I told him about Renate and her beautiful blue skin.
“I have felt her sometimes,” Erich said. “It’s like a hum. With you too. It’s like we’re brothers.” He held out a hand and I took it in mine. From there I led him into the bathroom. I began to run water and then to take off my clothing. After a moment Erich did the same. The tub was very large and deep. The faucets came in from the side, so he was at one end and I was at the other.
“Turn around,” I said. “I’ll wash your back.”
Erich complied. His shoulders were broad, but his ribcage and spine stuck out painfully with starvation. My calves lay on either side of his hips, pressed against the sides of the tub, my feet reached to his mid-thighs. I took a sponge and drizzled water down his back, then smeared his skin with the rough cake of soap. He smelled of sweat, but enticingly. It made me aware of my own scent. Under his arms were sprigs of dark hair. My own armpits were still mostly bare and I laughed at the difference. Erich smiled and pulled at the hairs while I washed them. Suds I managed to work onto his scalp didn’t stay in place because his head was shaved. As I massaged his temple, he leaned back against me.
“Talk into my mind again.”
I showed him the Dunkelheims. He thought Renate pretty. I showed him Opa Fritz and our apartment above the Konditorei. He knew the place and then took me on a mental tour of the city as he’d known it. We arrived as mental ghosts at his family home, walked up the entry stairs, and examined every room. Pictures on the wall he pointed out, fine furnishings, a grand piano. It all seemed very large.
“Because my memories are from when I was small,” he said, holding a hand out to indicate his height back then. We laughed. Where his back pressed against me, my cock had gotten hard. He felt it and jostled around against it till I pushed him away. He stood and all his youthful glory was before me: his long well-muscled legs, his low balls, the graceful heavy curve of his cock and the black bush it sprang from, taut stomach, a skinny chest on which dark and full red nipples seemed luxurious additions, like red plush seats inside a moving van. He smiled down at me, saying in his mind that he liked my looking at him. He turned around. His ass was thin, but somehow gentle. Fine dark hairs crossed it, merging downward with the hair on his legs.
With a gesture he made the hot water faucet open. Then he sat down facing me, his face sullen. “If I were stronger, I could escape perhaps.”
Escape to where? I puzzled. Now that he could eat as much as I did, could bathe and be indoors, what reason was there to leave? I wanted him to stay. I felt alone, without even my own real life to comfort me.
He gripped the back of my head and kissed my mouth. His lips were pliant, his breath tangy and raw. Our faces meshed in imitation of movie kisses we’d seen. With his other hand he encircled my cock, pushing and pulling my foreskin over the glans inside it. I came. The contractions made the inner muscles of my groin ache with new exertion. He seemed a little regretful and hustled me out of the bath. The water had gotten cold anyway. Shivering on the bathroom tile, I stood obediently while Erich toweled me dry. We put our clothes back on. Then he led me to my bed and tucked me in.

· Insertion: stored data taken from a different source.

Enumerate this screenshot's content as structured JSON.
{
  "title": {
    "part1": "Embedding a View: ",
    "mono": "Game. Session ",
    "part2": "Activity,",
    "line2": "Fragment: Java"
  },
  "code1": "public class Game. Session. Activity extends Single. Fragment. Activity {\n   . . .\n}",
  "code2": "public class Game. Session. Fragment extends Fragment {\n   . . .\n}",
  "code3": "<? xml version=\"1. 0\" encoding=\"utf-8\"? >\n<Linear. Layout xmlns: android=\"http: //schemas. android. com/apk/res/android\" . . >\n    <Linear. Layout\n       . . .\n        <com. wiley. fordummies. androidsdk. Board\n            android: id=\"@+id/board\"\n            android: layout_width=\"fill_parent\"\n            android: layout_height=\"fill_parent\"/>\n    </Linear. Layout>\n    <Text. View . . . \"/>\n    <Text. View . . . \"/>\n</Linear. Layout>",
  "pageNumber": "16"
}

“Make it all right that I’m bringing food to the others, ja?” he asked. I promised I would. He kissed both my cheeks. In my mind I followed his descent to the kitchen where he stuffed as much bread, cheese, and meat into his pockets as he could.
With some difficulty, because of the distance, I made the guards let Erich pass unchallenged through the stone wall, across the yard, and into the barracks, safe. Then I cried underneath my arm and fell asleep.